Un sujet d'administration générale se traite en cinq réflexes. Premièrement, identifier le texte : Constitution, loi, décret, code ou arrêté. Deuxièmement, identifier l'autorité : Président de la République, Premier ministre, ministre, gouverneur, préfet, sous-préfet, maire, président de conseil départemental ou organe de contrôle.

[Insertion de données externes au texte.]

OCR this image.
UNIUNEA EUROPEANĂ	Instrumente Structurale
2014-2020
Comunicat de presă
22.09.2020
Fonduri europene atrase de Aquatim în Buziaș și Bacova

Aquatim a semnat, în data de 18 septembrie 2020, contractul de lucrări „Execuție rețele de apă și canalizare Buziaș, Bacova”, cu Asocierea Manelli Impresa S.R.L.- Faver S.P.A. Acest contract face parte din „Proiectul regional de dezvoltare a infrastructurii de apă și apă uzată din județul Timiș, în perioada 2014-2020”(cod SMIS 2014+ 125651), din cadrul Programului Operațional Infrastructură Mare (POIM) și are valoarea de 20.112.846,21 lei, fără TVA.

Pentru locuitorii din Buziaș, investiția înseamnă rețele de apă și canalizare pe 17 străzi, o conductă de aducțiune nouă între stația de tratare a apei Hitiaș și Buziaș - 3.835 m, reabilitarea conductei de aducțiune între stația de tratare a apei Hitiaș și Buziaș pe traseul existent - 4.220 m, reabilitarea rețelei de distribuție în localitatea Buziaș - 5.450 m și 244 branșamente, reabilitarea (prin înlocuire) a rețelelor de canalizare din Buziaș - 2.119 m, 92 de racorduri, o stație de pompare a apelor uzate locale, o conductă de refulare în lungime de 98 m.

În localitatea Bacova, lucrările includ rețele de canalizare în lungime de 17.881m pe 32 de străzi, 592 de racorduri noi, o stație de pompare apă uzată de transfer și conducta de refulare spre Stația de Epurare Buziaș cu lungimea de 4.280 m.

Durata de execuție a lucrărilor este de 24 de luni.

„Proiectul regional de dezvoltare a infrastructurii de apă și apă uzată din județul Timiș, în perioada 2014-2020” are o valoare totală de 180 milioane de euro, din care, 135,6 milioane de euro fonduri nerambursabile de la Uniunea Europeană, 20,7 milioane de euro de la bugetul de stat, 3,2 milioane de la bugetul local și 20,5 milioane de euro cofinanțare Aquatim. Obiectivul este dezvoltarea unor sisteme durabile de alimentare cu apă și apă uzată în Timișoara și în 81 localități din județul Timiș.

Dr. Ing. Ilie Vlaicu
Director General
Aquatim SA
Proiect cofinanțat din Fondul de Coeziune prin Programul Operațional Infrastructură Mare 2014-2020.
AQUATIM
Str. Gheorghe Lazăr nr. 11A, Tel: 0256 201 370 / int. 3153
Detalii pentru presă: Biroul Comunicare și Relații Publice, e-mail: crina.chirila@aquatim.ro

Troisièmement, expliquer la procédure : nomination, délégation, contrôle de légalité, police administrative, élaboration d'un budget, organisation d'un scrutin, activation du plan ORSEC. Quatrièmement, préciser le contrôle : contrôle administratif, contrôle juridictionnel, contrôle budgétaire, contrôle citoyen, contrôle de performance. Cinquièmement, proposer une solution concrète : mieux coordonner, mutualiser, déconcentrer, contractualiser, digitaliser, former, évaluer. La faiblesse des copies vient souvent de la confusion entre les plans descriptifs et les plans de démonstration. Dire que le gouverneur représente l'État n'est pas suffisant.

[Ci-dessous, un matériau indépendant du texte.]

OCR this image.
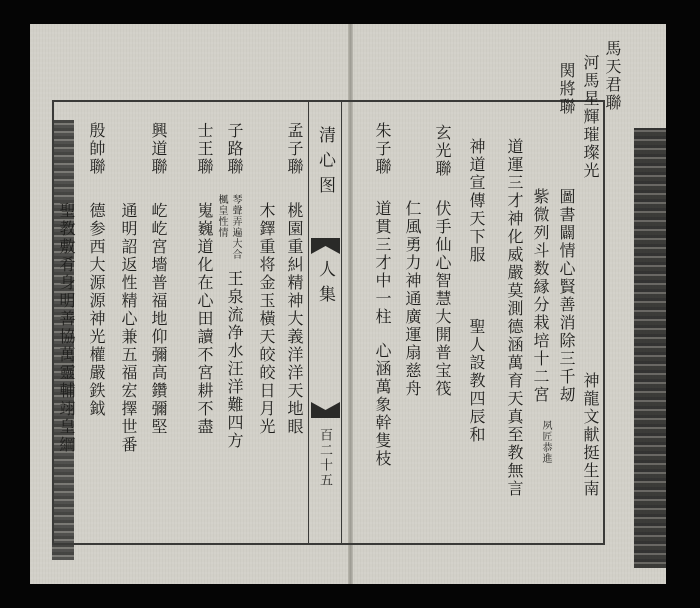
清心图
人集
百二十五
馬天君聯
河馬星輝璀璨光
神龍文献挺生南
関將聯
圖書闢情心賢善消除三千刼
紫微列斗数縁分栽培十二宮
夙匠恭進
道運三才神化威嚴莫測
德涵萬育天真至教無言
神道宣傳天下服
聖人設教四辰和
玄光聯
伏手仙心智慧大開普宝筏
仁風勇力神通廣運扇慈舟
朱子聯
道貫三才中一柱
心涵萬象幹隻枝
孟子聯
桃園重糾精神大義洋洋天地眼
木鐸重将金玉橫天皎皎日月光
子路聯
琴聲弄遍大合
楓皇性情
王泉流净水汪洋難四方
士王聯
嵬巍道化在心田讀不宮耕不盡
興道聯
屹屹宮墻普福地仰彌高鑽彌堅
通明詔返性精心兼五福宏擇世番
殷帥聯
德参西大源源神光權嚴鉄鉞
聖教敷肴身明善協萬靈輔翊皇綱
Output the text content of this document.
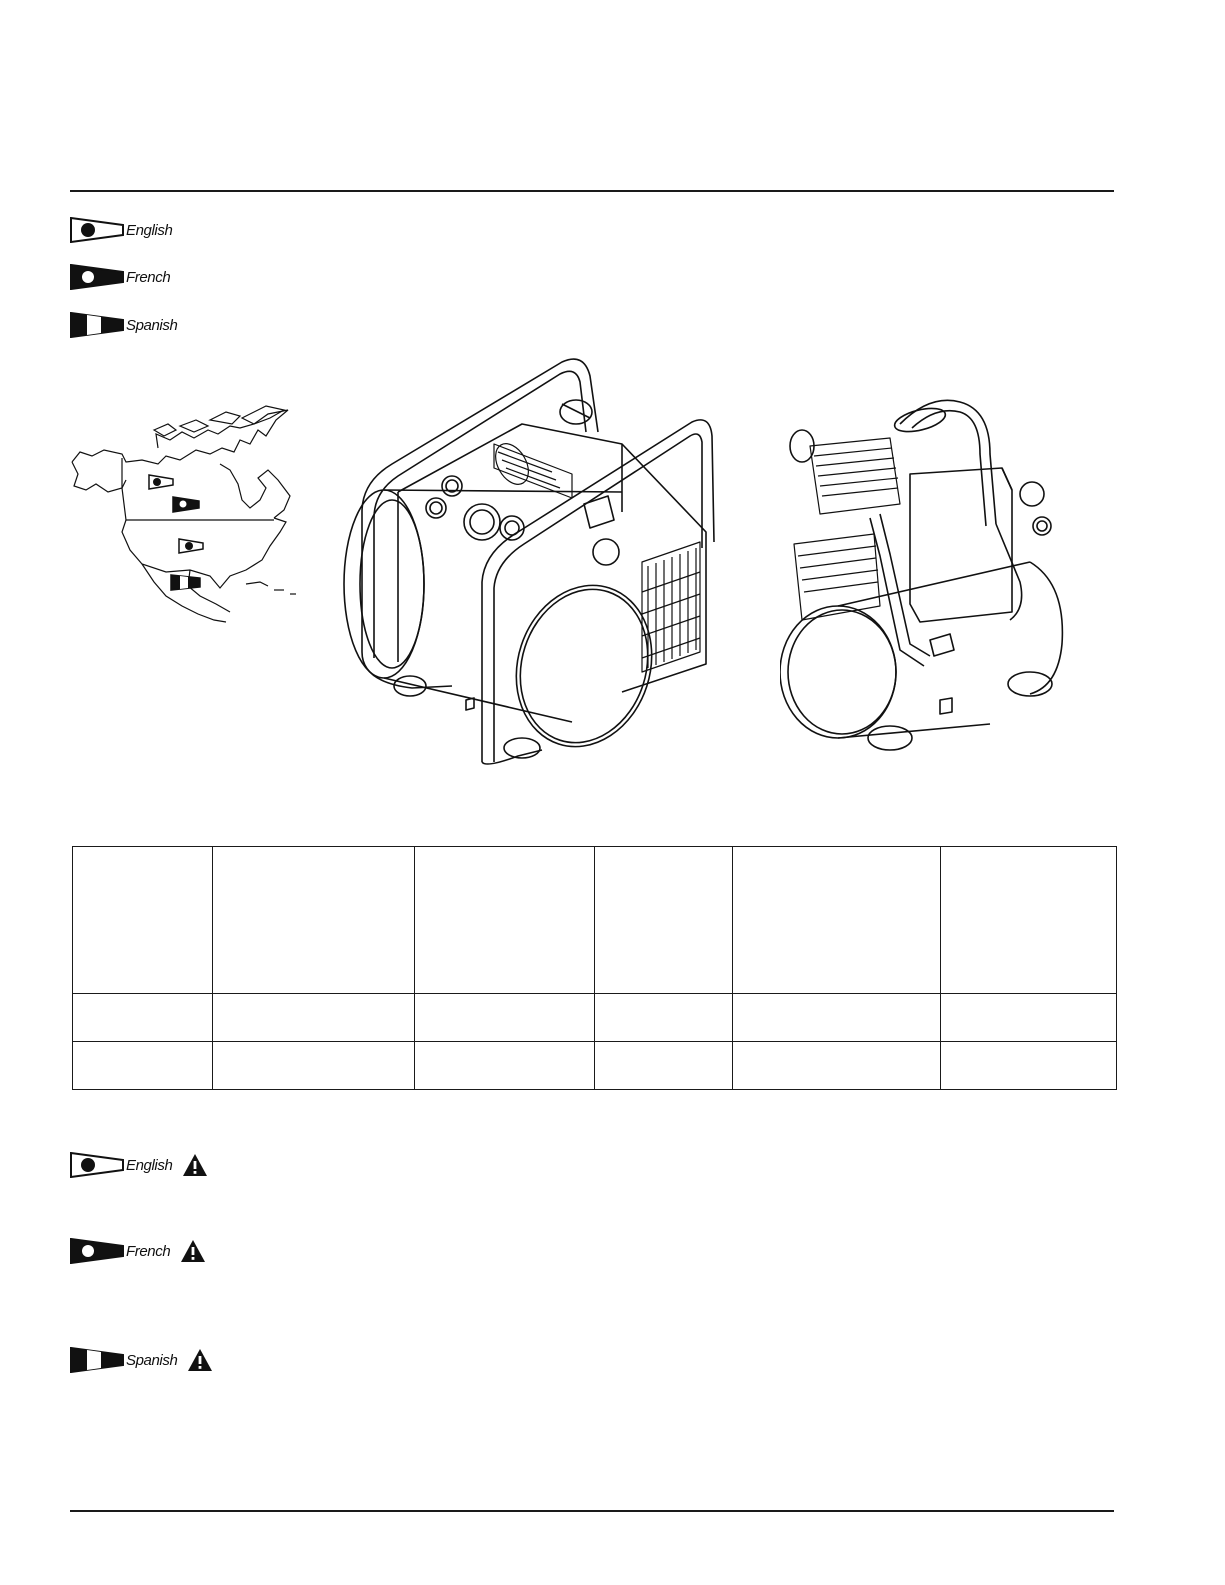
English
French
Spanish

English
French
Spanish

Il faut montrer ce que cette représentation permet : coordination des services déconcentrés, sécurisation de l'action publique, gestion de crise, exécution des politiques nationales, contrôle des actes locaux et arbitrage intersectoriel. De même, dire que la commune s'administre librement n'est utile que si l'on explique les limites : respect de la légalité, capacité financière, contrôle du représentant de l'État et accès aux ressources humaines qualifiées. Le candidat doit enfin raisonner dans le Sénégal actuel : Acte III de la décentralisation, communalisation intégrale, département collectivité territoriale, modernisation du service public, territorialisation des politiques publiques, réforme du secteur parapublic, New Deal technologique, exigences de transparence et attentes fortes des populations en matière d'état civil, sécurité, assainissement, foncier, emploi et délivrance de documents administratifs.